Abbiamo lasciato Sherlock, alla fine della terza stagione, di ritorno a Londra -dopo l’esilio più breve della storia- per prepararsi a fronteggiare il temuto ritorno (o, quantomeno, il colpo gobbo) di Moriarty, l’arcinemico del nostro amato sociopatico ad alta funzionalità. La vita, per il resto, scorre piuttosto tranquilla e ordinaria per chi gravita attorno a Sherlock: John e Mary, addirittura, sembrano essersi lasciati alle spalle i traumi del loro passato, presi come sono dal prendersi cura della loro piccola appena nata. I casi da risolvere, tuttavia, non mancano mai: uno, in particolare, attira l’attenzione delle autorità… e di Sherlock. Alcuni inconsueti omicidi sono, in qualche modo, legati a una serie di busti della storica First Lady Margaret Thatcher. Cosa si sta muovendo nell’ombra?
Ogni volta che qualcosa di nuovo targato “Sherlock” viene dato in pasto al pubblico è, ovviamente, un evento: la serie BBC è un titolo decisamente atipico, dalle tempistiche dilatate ma anche di breve fruizione, data la quantità esigua di episodi prodotti. L’hype, come si suol dire, è una brutta bestia e quindi le aspettative sono sempre altissime, adeguatesi presto agli standard a cui Mark Gatiss e Steven Moffat ci hanno abituato fin dagli albori della saga, sei anni fa.

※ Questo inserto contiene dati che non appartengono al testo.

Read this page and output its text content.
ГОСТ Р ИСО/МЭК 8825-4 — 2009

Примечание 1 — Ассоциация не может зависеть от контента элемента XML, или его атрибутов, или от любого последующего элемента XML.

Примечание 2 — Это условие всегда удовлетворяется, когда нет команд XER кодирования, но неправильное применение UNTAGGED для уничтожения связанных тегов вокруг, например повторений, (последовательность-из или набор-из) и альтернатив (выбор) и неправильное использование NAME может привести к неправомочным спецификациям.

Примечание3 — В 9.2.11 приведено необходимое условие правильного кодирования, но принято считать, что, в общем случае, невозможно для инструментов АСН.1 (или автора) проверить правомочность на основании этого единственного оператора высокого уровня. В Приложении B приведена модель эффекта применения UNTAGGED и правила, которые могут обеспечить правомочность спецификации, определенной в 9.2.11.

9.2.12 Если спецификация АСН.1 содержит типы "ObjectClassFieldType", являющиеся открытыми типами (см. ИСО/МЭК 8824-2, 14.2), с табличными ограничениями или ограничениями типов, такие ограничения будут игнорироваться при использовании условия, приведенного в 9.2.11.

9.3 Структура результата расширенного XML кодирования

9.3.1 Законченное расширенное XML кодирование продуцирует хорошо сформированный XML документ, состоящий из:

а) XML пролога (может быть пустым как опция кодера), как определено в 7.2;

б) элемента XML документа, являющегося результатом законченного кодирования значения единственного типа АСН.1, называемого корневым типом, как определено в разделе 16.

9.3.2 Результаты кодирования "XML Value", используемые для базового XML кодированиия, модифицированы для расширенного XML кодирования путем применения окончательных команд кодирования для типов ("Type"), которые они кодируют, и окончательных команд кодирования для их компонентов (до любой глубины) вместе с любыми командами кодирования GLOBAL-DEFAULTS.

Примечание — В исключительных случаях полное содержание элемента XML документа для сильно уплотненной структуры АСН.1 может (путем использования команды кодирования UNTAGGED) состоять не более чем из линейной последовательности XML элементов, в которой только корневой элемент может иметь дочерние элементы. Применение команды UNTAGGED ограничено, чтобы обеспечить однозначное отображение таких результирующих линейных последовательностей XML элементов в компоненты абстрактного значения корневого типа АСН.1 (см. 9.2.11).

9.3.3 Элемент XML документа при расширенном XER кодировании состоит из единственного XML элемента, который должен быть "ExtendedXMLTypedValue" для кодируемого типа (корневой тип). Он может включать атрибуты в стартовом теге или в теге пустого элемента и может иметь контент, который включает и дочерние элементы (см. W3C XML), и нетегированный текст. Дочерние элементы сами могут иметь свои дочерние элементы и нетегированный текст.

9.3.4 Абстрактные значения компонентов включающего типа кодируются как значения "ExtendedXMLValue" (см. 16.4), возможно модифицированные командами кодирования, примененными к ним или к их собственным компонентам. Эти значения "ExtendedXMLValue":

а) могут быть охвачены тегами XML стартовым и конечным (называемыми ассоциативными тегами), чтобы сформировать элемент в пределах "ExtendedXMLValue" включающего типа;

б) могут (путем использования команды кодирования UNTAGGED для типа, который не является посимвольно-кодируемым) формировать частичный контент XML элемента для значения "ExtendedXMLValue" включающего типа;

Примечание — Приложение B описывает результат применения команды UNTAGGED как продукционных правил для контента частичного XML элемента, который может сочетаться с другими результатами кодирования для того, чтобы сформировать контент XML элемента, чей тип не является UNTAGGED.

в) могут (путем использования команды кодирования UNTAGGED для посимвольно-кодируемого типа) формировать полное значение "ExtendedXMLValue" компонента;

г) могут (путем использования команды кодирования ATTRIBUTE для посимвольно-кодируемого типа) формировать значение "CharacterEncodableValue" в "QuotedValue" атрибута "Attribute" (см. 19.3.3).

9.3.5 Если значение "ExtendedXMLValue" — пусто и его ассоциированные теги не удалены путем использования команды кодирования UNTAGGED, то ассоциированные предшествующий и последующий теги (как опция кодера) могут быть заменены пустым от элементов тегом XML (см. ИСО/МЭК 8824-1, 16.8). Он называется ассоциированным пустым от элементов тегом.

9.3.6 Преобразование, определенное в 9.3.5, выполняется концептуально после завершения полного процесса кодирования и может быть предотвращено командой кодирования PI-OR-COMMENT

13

Per questa quarta stagione (che potrebbe anche essere l’ultima) l’impressione è quella di trovarsi davanti, effettivamente, alla resa dei conti, espandendo l’originale meccanica narrativa a incastro sperimentata, con sempre maggior successo, nel corso degli anni fino ad arrivare a quel piccolo capolavoro di metanarrativa che è stato L’abominevole sposa. Ancora una volta, con The Six Thatchers, Moffat e Gatiss si rivelano abili prestigiatori, dispensando ironia e fan service, indizi e dramma, oltre che una notevole profondità di dialoghi, tematiche e introspezione, con personaggi tutt’altro che statici, fino ad arrivare alle risoluzioni finali, inaspettate eppure sotto gli occhi di tutti fin da subito, come si conviene ai migliori gialli. Il tutto immerso in una narrazione piena di ritmo e impreziosita dal cast, che dona nuove sfumature a personaggi già così tanto noti eppure sempre freschi e irresistibili.
Difetti? Principalmente, si può rimproverare a questo primo episodio il voler spingere parecchio sull’acceleratore e mostrare, fin da subito e quasi a tradimento, alcune delle famose e più volte promesse “conseguenze” delle azioni e dell’atteggiamento che hanno caratterizzato e caratterizzano Sherlock e Watson. Pur rimanendo perfettamente nel solco della tradizione conandoyliana, difatti, il serial continua a vivere di vita propria, a espandersi in modo inaspettato e spiazzante, e a non poter essere fruito senza volontà di stare al gioco, usando grande attenzione al presente quanto alla continuity. Temiamo che, da qui alla conclusione della stagione, Sherlock sarà un personaggio (e una serie) da amare o da odiare senza mezze misure, ancor più della già molto discussa terza tranche (e mezzo) di episodi. Lo scopriremo presto. Nel frattempo, ci riascoltiamo Samarcanda di Roberto Vecchioni, cercando di scoprire se si può sfuggire al proprio destino.